Jeśli lubicie crème brûlée,
crème caramel pewnie również Wam zasmakuje.
Nazywany również flan i
bardzo popularny w Japonii, ten deser jest bardzo łatwy i szybki w
przygotowaniu. Od crème brûlée (na który przepis znajdziecie tu)
różni się przede wszystkim konsystencją – jest zwarty, niemal
jak galaretka, zanurzony w wyśmienitym, lekko gorzkawym sosie
karmelowym. Można go jeść prosto z kokilki, ale najczęściej
przekłada się go na talerzyk i podaje z owocami lub bitą śmietaną.
Jest to bardzo popularny deser na francuskich... Stołówkach,
zaraz obok musu czekoladowego (przepis znajdziecie tutaj).
Sekretem
udanego kremu jest użycie całych jajek. To właśnie białka nadają
mu zwartą i galaretowatą konsystencję, a żółtka zapewniają
lekko kremowy odcień. Robi się go ekspresowo i może być
przechowywany w lodówce nawet do 3-4 dni, przykryty
folią spożywczą. Z
podanych składników wychodzi 6 porcji.
Potrzebujesz:
Na karmel:
160g
cukru
6
łyżek gorącej wody
Na masę:
4
całe jajka
600ml
mleka
25g
cukru
1
laskę wanilii, wraz z ziarnami
1.
Umieść cukier i wodę w
garnuszku z grubym dnem, doprowadź do wrzenia. Mieszaj tylko do
rozpuszczenia cukru. Przykryj garnuszek pokrywką i gotuj, aż karmel
osiągnie głęboki, bursztynowy kolor. Wtedy natychmiast przelej go
do kokilek, rozprowadź równomiernie po dnie i pozostaw do
stwardnienia.
2.
Mleko zagotuj z wanilią, zdejmij
z ognia od razu, gdy zacznie wrzeć. Jajka ubij z cukrem. Gorące
mleko wlej powoli do jajek, cały czas mieszając. Gotową masę
przelej przez sitko, aby złapać wanilię i ewentualne ścięte
kawałki jajka.
3.
Kokilki wstaw do formy do pieczenia. Wypełnij je masą jajeczną
i każdą przykryj folią spożywczą. Po wstawieniu formy do
piekarnika nagrzanego do 150 stopni Celsjusza, do połowy wypełnij
formę wrzącą
wodą. Piecz 25-30 minut. Po 25 minutach sprawdź masę – powinna
być lekko ścięta na brzegach i trząść się lekko na środku.

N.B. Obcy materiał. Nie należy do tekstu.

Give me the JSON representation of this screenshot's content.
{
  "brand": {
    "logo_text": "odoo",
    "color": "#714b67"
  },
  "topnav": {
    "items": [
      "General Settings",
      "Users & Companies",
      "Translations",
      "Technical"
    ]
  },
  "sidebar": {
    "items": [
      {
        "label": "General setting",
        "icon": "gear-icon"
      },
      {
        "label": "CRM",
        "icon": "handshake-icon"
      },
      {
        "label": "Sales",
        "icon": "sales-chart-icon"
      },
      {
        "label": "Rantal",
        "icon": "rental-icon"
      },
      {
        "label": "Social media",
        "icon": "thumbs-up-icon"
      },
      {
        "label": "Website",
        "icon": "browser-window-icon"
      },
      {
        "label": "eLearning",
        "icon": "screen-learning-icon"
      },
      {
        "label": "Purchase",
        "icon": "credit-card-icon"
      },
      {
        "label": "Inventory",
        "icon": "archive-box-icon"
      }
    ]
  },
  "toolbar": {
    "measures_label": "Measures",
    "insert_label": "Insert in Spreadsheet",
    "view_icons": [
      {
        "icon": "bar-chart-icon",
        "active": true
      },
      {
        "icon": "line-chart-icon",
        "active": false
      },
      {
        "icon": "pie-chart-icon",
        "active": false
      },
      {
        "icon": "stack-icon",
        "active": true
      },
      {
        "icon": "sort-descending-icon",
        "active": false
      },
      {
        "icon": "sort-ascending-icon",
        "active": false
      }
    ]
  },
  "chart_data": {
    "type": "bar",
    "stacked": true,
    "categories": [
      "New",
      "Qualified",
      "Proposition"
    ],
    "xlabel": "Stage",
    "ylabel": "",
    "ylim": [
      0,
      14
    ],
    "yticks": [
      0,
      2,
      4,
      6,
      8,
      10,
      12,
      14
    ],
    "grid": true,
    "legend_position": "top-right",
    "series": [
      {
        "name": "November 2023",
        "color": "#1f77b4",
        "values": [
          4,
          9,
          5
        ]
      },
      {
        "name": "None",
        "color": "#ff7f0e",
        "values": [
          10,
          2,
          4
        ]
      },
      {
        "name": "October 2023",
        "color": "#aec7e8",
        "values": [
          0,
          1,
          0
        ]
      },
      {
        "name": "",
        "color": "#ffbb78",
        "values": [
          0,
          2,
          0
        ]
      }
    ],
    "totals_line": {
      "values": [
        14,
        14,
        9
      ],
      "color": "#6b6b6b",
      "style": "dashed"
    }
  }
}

Ostudź deser i włóż na godzinę do lodówki.
4.
Schłodzony deser oddziel od ścianek naczynia ostrym, giętkim
nożem. Połóż na kokilce talerzyk i odwróć, aby krem mógł
wypaść. Być może trzeba będzie kilka razy potrząsnąć kokilką.
Podawaj z owocami lub bitą śmietaną (albo
obydwoma!).
I
gotowe!
Przyznam,
że nie mogę się zdecydować, który deser lubię bardziej –
caramel czy brûlée. Smakują podobnie, przyrządza się je równie
szybko i robią równie duże
wrażenie na gościach. Jeśli lubicie budyń – krem karmelowy jest
dla Was idealny, jeśli za to wolicie bardziej kremowe, półpłynne
desery – zapiekana wersja będzie idealna. Nie ma jednak
wątpliwości, że obie są pyszne i na pewno warto ich spróbować!
Który
deser bardziej przypadł Wam do gustu?